Но все это было еще до окончательного перелома, наступившего лишь несколько лет спустя. В 1905–1907 годах он пишет большую картину на тему «17 октября», изображающую ликование на улице в день объявления знаменитого манифеста. Студенты, гимназисты, курсистки, представители интеллигенции — среди них все узнавали Венгерова и Стасова — огромная толпа дефилирует с пением революционных песен.

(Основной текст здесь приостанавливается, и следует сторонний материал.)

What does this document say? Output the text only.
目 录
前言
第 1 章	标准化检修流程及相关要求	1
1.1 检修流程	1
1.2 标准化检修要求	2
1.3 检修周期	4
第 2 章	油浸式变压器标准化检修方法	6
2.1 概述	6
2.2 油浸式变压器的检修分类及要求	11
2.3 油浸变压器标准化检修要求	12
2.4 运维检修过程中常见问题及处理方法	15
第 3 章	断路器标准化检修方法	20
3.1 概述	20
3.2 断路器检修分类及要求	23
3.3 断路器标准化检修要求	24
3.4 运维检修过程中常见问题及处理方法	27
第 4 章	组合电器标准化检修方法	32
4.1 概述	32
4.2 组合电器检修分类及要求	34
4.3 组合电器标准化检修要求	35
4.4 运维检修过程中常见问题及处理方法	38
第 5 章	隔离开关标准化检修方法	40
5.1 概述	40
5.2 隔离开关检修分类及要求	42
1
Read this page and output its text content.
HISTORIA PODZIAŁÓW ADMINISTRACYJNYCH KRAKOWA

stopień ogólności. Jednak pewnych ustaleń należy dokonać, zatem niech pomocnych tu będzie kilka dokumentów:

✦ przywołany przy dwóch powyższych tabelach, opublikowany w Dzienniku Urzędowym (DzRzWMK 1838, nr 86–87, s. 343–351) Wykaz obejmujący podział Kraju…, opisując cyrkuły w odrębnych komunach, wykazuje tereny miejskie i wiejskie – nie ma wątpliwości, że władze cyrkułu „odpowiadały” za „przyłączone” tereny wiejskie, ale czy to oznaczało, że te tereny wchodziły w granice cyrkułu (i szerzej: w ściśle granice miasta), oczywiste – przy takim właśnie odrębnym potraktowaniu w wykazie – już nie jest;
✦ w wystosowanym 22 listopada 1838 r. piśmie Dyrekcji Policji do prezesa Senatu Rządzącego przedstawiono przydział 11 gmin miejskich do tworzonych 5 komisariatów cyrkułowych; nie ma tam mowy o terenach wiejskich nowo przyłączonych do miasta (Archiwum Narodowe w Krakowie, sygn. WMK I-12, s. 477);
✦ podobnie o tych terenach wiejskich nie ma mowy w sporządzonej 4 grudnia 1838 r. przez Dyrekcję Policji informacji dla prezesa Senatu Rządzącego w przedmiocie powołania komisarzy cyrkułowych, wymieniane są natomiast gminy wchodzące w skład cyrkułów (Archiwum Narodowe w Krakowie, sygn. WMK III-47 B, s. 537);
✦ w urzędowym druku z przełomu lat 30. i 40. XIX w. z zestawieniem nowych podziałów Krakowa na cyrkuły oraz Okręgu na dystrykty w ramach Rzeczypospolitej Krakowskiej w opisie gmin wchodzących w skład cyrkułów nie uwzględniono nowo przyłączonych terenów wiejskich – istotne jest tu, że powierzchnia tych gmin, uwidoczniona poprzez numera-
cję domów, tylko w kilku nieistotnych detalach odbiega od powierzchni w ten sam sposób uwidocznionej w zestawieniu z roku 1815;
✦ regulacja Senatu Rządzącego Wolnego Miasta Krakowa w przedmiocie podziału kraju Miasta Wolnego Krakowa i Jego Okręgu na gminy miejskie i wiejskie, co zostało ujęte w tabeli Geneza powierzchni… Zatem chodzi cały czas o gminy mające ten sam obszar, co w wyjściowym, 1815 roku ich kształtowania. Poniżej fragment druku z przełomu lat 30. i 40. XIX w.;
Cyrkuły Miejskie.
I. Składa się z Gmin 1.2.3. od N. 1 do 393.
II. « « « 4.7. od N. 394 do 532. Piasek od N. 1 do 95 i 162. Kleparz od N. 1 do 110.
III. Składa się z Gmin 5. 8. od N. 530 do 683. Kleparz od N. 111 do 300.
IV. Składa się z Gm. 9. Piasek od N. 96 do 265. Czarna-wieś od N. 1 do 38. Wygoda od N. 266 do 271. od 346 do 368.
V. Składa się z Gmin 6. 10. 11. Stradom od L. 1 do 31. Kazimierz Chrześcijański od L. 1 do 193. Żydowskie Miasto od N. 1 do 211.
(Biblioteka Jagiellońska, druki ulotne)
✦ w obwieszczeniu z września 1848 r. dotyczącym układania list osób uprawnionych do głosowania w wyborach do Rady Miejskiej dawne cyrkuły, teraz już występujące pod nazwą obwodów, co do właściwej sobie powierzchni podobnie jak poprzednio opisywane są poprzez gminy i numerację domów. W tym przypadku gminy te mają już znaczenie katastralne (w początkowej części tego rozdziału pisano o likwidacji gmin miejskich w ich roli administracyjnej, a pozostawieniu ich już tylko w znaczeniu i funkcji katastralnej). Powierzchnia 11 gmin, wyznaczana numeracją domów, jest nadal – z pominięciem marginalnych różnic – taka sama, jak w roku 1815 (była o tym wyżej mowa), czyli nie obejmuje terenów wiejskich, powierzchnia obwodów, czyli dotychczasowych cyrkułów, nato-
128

Картина не могла быть выставлена своевременно, появилась только на XLI Передвижной 1912 г. и датирована 1911 г., когда Репин кое-что в ней еще прописал. Нет никакой надобности описывать это немощное во всех отношениях произведение, которое больно видеть в списке репинских.

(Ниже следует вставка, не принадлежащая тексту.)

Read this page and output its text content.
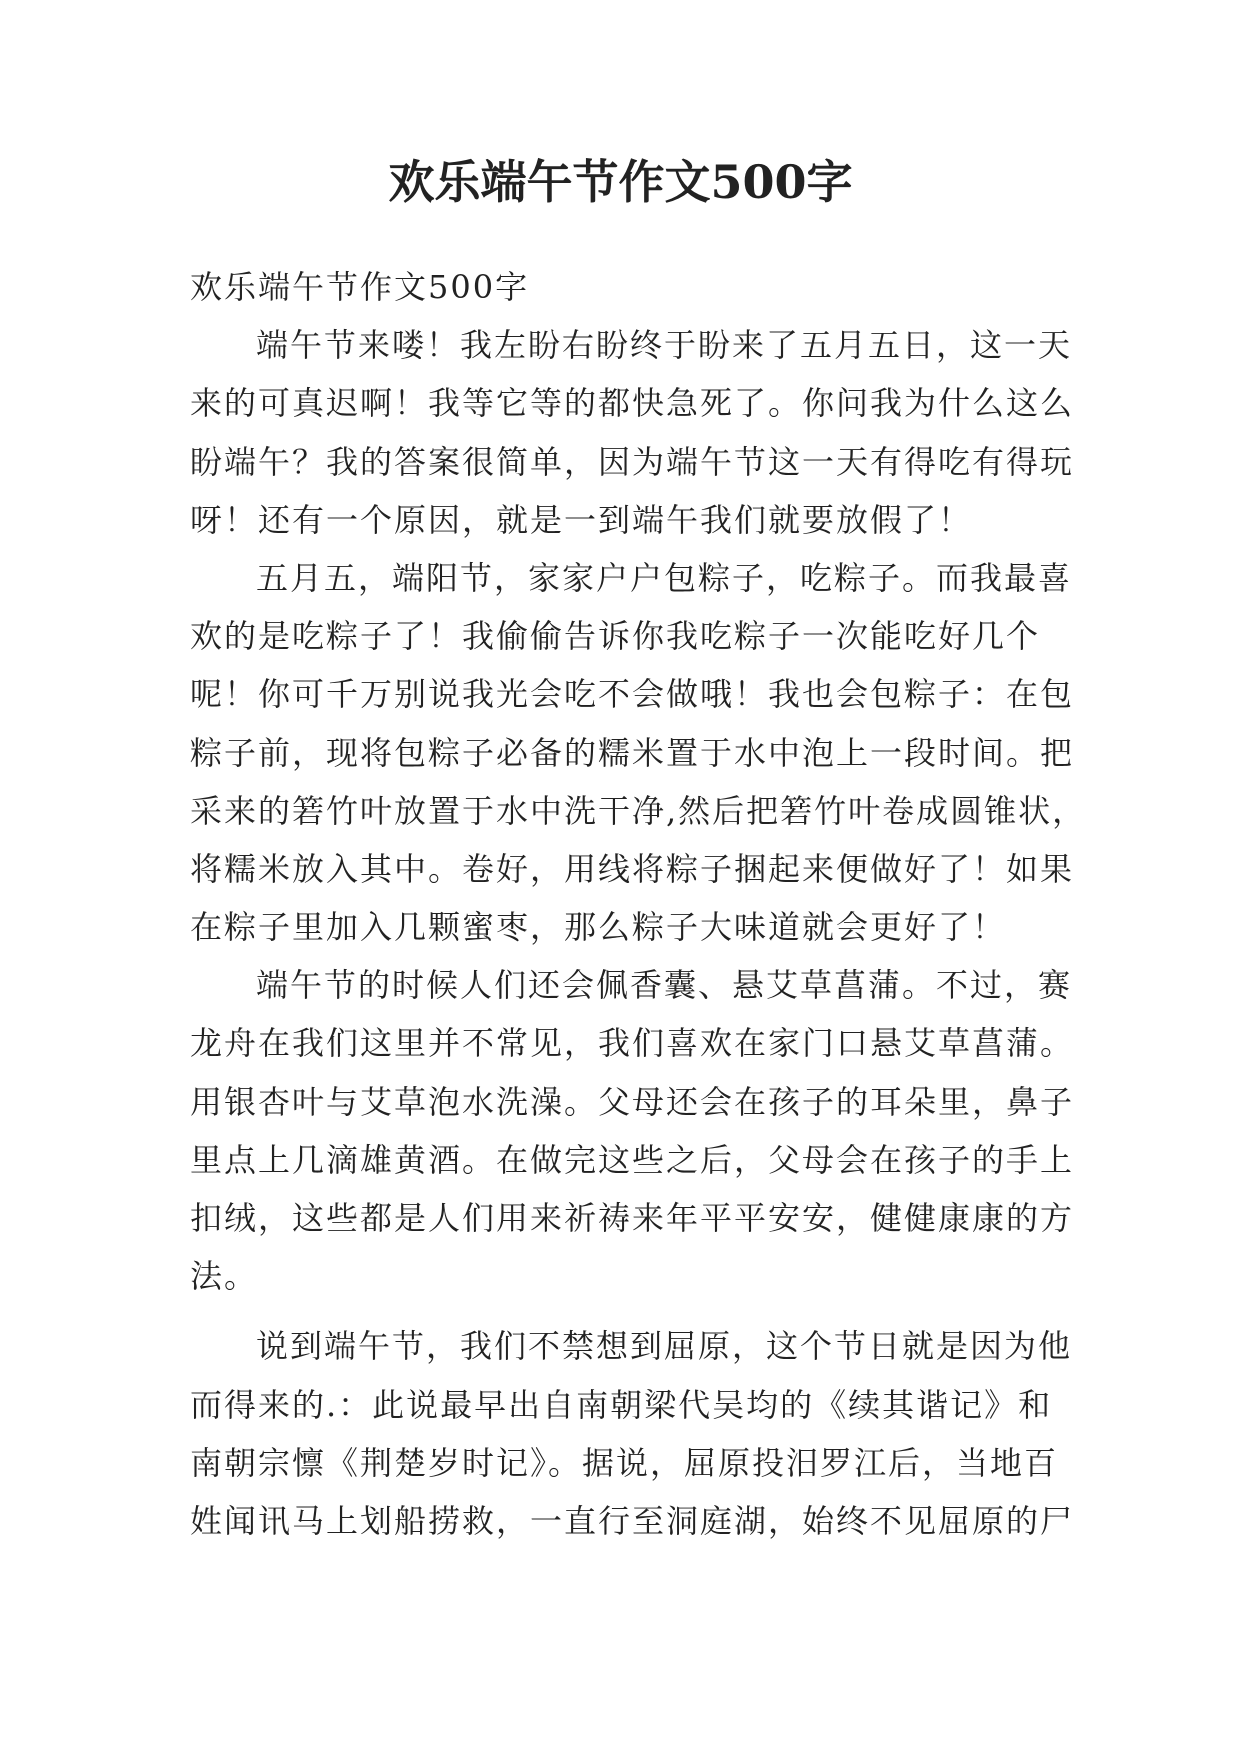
欢乐端午节作文500字
欢乐端午节作文500字
端午节来喽！我左盼右盼终于盼来了五月五日，这一天
来的可真迟啊！我等它等的都快急死了。你问我为什么这么
盼端午？我的答案很简单，因为端午节这一天有得吃有得玩
呀！还有一个原因，就是一到端午我们就要放假了！
五月五，端阳节，家家户户包粽子，吃粽子。而我最喜
欢的是吃粽子了！我偷偷告诉你我吃粽子一次能吃好几个
呢！你可千万别说我光会吃不会做哦！我也会包粽子：在包
粽子前，现将包粽子必备的糯米置于水中泡上一段时间。把
采来的箬竹叶放置于水中洗干净,然后把箬竹叶卷成圆锥状，
将糯米放入其中。卷好，用线将粽子捆起来便做好了！如果
在粽子里加入几颗蜜枣，那么粽子大味道就会更好了！
端午节的时候人们还会佩香囊、悬艾草菖蒲。不过，赛
龙舟在我们这里并不常见，我们喜欢在家门口悬艾草菖蒲。
用银杏叶与艾草泡水洗澡。父母还会在孩子的耳朵里，鼻子
里点上几滴雄黄酒。在做完这些之后，父母会在孩子的手上
扣绒，这些都是人们用来祈祷来年平平安安，健健康康的方
法。
说到端午节，我们不禁想到屈原，这个节日就是因为他
而得来的.：此说最早出自南朝梁代吴均的《续其谐记》和
南朝宗懔《荆楚岁时记》。据说，屈原投汨罗江后，当地百
姓闻讯马上划船捞救，一直行至洞庭湖，始终不见屈原的尸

17 октября 1905 г. 1907–1911. Музей революции в Ленинграде.
К сожалению, оно оказалось не единственным; за ним последовали: «Черноморская вольница», 1908 г., «Самосожжение Гоголя» и «Сыноубийца», 1909 г., «15-летний Пушкин, читающий свою поэму „Воспоминания в Царском селе“», и «Пушкин на набережной Невы», 1911 г., «Поединок» (или «3-я дуэль»), 1913 г.[163]

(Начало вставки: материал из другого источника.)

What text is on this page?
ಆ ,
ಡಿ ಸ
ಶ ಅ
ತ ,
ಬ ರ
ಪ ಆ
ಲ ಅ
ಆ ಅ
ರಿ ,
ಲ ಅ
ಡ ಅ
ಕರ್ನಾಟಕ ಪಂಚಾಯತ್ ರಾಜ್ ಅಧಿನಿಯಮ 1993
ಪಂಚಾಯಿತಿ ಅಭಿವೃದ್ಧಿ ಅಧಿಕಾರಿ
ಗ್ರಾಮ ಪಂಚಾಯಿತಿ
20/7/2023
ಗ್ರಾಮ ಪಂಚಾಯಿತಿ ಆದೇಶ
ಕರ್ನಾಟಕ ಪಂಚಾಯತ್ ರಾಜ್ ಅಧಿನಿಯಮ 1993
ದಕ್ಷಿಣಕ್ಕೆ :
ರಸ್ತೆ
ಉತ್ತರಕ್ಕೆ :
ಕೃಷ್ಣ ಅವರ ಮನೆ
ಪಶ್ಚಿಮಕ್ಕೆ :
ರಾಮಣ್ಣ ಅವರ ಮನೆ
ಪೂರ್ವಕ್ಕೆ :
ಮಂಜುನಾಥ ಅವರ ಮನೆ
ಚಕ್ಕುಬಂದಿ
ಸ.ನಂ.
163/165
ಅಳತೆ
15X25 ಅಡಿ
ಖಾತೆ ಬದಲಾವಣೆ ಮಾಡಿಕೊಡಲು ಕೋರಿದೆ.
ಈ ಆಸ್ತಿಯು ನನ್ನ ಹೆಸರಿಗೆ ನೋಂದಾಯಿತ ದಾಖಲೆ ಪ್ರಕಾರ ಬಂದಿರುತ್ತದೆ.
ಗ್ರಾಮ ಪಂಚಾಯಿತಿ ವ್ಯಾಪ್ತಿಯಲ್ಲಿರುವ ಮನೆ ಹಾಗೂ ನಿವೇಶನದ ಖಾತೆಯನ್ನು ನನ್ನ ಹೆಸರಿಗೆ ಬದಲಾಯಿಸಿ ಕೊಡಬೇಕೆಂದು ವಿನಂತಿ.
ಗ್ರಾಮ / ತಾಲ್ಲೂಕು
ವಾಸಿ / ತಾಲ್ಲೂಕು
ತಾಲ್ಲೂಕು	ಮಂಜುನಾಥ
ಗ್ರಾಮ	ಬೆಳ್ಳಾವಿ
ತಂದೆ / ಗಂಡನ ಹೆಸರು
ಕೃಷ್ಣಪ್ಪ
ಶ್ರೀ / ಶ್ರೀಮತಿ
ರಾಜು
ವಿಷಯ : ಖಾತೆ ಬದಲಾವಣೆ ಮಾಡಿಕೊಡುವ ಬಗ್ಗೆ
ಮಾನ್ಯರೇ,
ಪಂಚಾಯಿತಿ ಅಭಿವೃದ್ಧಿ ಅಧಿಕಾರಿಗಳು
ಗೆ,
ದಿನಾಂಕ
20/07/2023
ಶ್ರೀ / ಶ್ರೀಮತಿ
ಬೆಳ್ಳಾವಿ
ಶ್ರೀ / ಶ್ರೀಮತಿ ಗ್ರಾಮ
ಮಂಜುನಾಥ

Даже лучшая из этих картин — Гоголь, сжигающий рукопись второй части «Мертвых душ», — произведение второстепенного художника, попытавшегося сделать нечто сильное, «под Репина эпохи расцвета», но с задачей не справившегося. Об остальных картинах и говорить нечего: их не заметили бы ни на одной выставке, если бы под ними не стояло столь громкое некогда имя.
Только в ряде портретов Репину еще удается сохранить какую-то часть положительного, но и то лишь в смысле документальном. Так, неплохо, что Репин успел написать еще дважды Льва Толстого в Ясной Поляне, один раз в 1907 г., вместе с Софьей Андреевной, за столом[164], и в другой — в 1909 г. в красном кресле. В первом случилось то, чего с Репиным прежде никогда не происходило: стол с книгами, чашкой, вазой с цветами написан лучше голов Толстых. Правда, голова Толстого, переписанная в 1911 г., сделана вся от себя. Неприятен и последний портрет, исполненный в дряблой, трепаной манере и фальшивый в цвете.
Н. А. Морозов, шлиссельбуржец. 1910. Был в собр. М. Т. Соловьева, ныне в Музее революции.
Л. Н. Толстой в красном кресле. 1909. Был в собр. Лифшица [ныне в ГТГ].
Л. Н. и А. Л. Толстые за роялем. Акварель. 1908. Музей-усадьба «Ясная Поляна».
Раненый. Этюд для картины «Поединок». Писан с К. И. Чуковского в 1913 г. Был в собр. А. С. Умнова.
Поединок (третья дуэль). 1913. Была в собр. М. Т. Соловьева.
Академик И. П. Павлов. 1924. Был в собр. Общества учеников Репина. [Ныне в ГТГ].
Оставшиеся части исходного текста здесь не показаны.